In May of 1955, Riverside Fire Chief Kenneth Friest received approval from Riverside Town Council to purchase a new pumper to replace the town’s only fire engine – the 17-year-old Ford in service since 1938. The tender was awarded to LaFrance Fire Engine & Foamite Ltd. of Toronto at a contract price of $27,635. The shiny new American-LaFrance 700 Series pumper with five-man canopy style closed cab was delivered to the then-new Riverside Fire Hall on Lauzon Rd. on February 29, 1956. Powered by a 215-horsepower V-12 engine, the sleek cab-forward Model 710-PJC Spartan 840 gallon-per-minute pumper bearing factory serial # L-5323 was equipped with a 400-gallon booster tank and dual booster hose reels with electric rewind. Unlike standard 700 Series pumpers, however, Riverside’s new Pumper No. 2 carried one length of suction hose and metal ground ladders on each side of the apparatus. In 1960, the hard suctions were moved to a new position above the ground ladders.
In 1964, Riverside purchased a LaFrance/Mercury 100-foot quintuple combination pumper and aerial ladder truck, the town’s first — and only — aerial truck. But Pumper No. 2 – the 1956 LaFrance – was still the R.F.D.’s “first-out” pumper. With the annexation of Riverside on the first day of 1966, Riverside’s three pieces of apparatus joined the Windsor Fire Department roster. The 1956 LaFrance pumper was relettered as Windsor’s Engine No. 9, but continued to run out of the Lauzon Road hall. In 1970 the original LaFrance V-12 engine was replaced with a Ford 534 cubic-inch Ford truck engine. Both hard suctions were moved to the left side of the apparatus with the ladders carried on the right. It’s original red paint now badly faded, the pumper was repainted the trendy new lime-yellow In the late 1970s.

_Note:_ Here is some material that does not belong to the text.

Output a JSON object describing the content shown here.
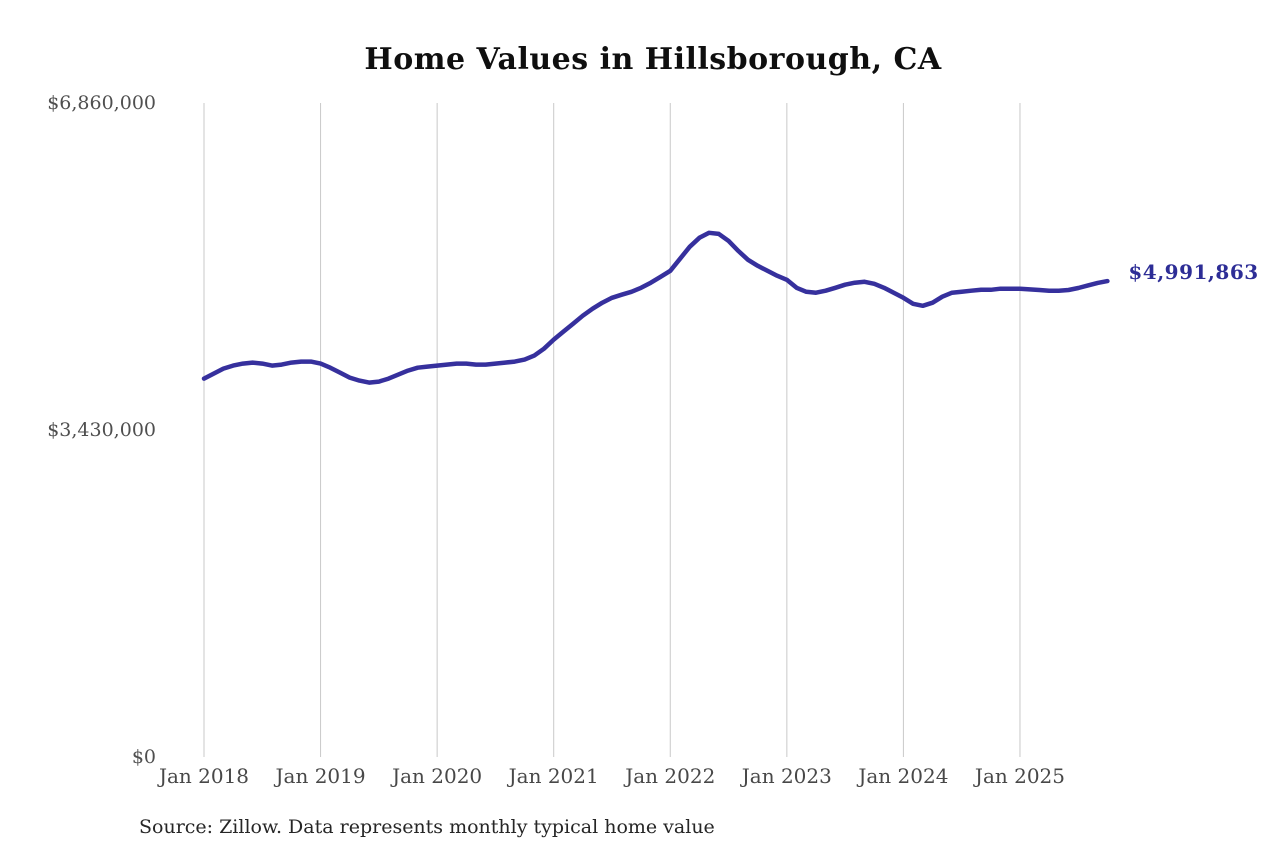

After several years of reserve service as a spare pumper and with the pending delivery of two new pumpers. the 1956 American-LaFrance was sold to the Harvey Township Fire Department near Peterborough. On December 15, 1982 the 26-year-old pumper left Windsor on a flatbed truck for its new home in Buckhorn, Ontario. Later acquired by a local vehicle collector, it was repainted red and is believed to be still on the road today.